The importance of sexual partner concurrency in the HIV epidemic of sub-Saharan Africa has been emphasized and debated.68-72
Intuitively, concurrency seems potentially important for transmission during EHI, because long-term monogamy would limit the high transmissibility of newly infected persons to a single partnership. Our model captured only a simple form of concurrency – one-off encounters outside of pairs; it did not include long-term concurrency. However, our best-fitting parameter set included short gaps between partners (11 days) in a relatively sizeable higher-risk group. These short gap lengths are consistent with (and based on) our data from Malawi,30
and provide an alternate explanation for rapid HIV spread and the corresponding importance of EHI; however, the potential contribution of concurrency cannot be excluded.
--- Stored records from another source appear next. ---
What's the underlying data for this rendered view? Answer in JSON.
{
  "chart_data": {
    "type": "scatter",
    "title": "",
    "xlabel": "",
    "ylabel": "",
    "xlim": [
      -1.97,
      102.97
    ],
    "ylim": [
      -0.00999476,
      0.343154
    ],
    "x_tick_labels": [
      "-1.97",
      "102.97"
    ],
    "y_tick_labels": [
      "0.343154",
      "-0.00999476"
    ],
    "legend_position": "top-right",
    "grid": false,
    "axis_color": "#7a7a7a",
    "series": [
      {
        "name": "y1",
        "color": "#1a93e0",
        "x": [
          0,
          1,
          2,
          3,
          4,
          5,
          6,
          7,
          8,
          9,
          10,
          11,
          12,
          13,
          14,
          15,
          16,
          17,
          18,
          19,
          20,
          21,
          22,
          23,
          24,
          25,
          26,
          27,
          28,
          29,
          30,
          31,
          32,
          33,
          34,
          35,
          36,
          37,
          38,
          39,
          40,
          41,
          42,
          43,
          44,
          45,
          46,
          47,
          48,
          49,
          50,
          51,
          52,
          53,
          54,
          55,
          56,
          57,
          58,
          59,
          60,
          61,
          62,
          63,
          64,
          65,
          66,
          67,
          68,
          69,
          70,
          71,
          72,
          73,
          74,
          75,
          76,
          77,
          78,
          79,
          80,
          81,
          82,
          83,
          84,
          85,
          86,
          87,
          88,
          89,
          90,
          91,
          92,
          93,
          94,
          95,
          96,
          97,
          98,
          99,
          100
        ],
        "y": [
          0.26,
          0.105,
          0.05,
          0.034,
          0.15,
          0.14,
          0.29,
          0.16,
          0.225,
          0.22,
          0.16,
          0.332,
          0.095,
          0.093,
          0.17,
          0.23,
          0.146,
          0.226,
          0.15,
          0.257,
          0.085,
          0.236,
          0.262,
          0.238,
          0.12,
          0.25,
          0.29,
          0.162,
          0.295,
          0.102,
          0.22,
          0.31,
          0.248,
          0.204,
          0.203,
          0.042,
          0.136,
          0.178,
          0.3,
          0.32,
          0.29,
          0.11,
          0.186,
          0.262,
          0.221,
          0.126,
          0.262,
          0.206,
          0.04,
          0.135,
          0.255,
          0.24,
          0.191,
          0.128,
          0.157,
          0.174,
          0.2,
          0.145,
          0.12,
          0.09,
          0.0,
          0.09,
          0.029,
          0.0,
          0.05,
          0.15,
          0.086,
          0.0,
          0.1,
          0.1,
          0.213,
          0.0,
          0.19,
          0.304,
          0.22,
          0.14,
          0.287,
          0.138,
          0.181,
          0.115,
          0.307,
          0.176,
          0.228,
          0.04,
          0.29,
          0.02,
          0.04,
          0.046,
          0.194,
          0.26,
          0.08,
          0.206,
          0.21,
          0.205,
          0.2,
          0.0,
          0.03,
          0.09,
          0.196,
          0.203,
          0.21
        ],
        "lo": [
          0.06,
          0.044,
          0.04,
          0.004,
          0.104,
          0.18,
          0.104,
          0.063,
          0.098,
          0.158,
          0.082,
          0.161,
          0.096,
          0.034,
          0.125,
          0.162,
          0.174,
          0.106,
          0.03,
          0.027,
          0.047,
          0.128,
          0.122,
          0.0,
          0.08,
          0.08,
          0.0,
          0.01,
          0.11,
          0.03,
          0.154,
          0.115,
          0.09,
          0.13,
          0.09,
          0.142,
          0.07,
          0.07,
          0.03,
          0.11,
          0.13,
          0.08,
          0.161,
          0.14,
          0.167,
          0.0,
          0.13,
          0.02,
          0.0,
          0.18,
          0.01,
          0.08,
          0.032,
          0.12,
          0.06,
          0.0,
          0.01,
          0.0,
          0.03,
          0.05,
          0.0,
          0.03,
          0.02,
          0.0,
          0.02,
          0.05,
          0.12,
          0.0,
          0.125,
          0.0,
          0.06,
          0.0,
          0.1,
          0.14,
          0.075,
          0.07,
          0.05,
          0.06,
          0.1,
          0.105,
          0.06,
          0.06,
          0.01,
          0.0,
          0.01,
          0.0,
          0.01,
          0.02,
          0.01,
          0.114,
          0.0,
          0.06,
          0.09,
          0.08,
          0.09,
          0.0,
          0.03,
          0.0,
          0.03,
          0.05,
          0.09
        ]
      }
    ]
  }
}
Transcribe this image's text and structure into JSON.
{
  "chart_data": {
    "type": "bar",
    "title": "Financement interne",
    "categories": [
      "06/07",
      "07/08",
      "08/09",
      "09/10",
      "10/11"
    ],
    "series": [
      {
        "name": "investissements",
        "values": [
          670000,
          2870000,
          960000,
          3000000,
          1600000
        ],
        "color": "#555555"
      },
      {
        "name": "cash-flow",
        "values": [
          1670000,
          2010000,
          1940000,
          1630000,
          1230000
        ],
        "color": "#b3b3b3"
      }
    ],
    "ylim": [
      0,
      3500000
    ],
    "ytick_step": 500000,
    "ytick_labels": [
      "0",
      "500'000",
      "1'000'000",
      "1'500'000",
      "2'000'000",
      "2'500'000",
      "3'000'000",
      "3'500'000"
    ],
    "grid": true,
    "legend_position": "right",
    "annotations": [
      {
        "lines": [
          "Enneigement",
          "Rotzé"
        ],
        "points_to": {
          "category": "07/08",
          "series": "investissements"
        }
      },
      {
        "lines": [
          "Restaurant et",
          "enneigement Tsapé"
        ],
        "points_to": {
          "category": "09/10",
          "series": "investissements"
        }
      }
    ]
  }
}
All mathematical models have limitations. In our model, individuals and pairs were restricted to a given risk group, and only a very simple form of concurrency was captured, as noted above. Additionally, our model did not incorporate population age structure or male-female behavioural asymmetry. The inclusion of behavioural heterogeneity across two separate risk groups may capture some age-related behavioural variation, but the results give an average picture for the sexually active population overall. Nevertheless, our division of EHI into numerous intervals, our inclusion of more than one risk group, and our incorporation of both steady and casual contacts likely reflect transmission dynamics more accurately than previous models that have assumed only one-off contacts occurring at random within populations. Additional considerations, such as drug resistance, side effects, behavioural disinhibition, and cost, must also be carefully appraised before implementing specific treatment-based interventions.
In summary, our analyses suggest that EHI remains a critical factor in the ongoing HIV epidemic in Lilongwe. This result suggests that acute and early HIV infection can be important not only in the earliest phases of HIV epidemics, but also in more mature epidemics. Consequently, prevention approaches directed at all stages of HIV will likely be necessary to ensure a durable effect on the epidemic in Lilongwe and similar settings. As plans for “treatment as prevention” are developed, our results suggest that strategies for detection and management of patients with acute and early HIV must be included.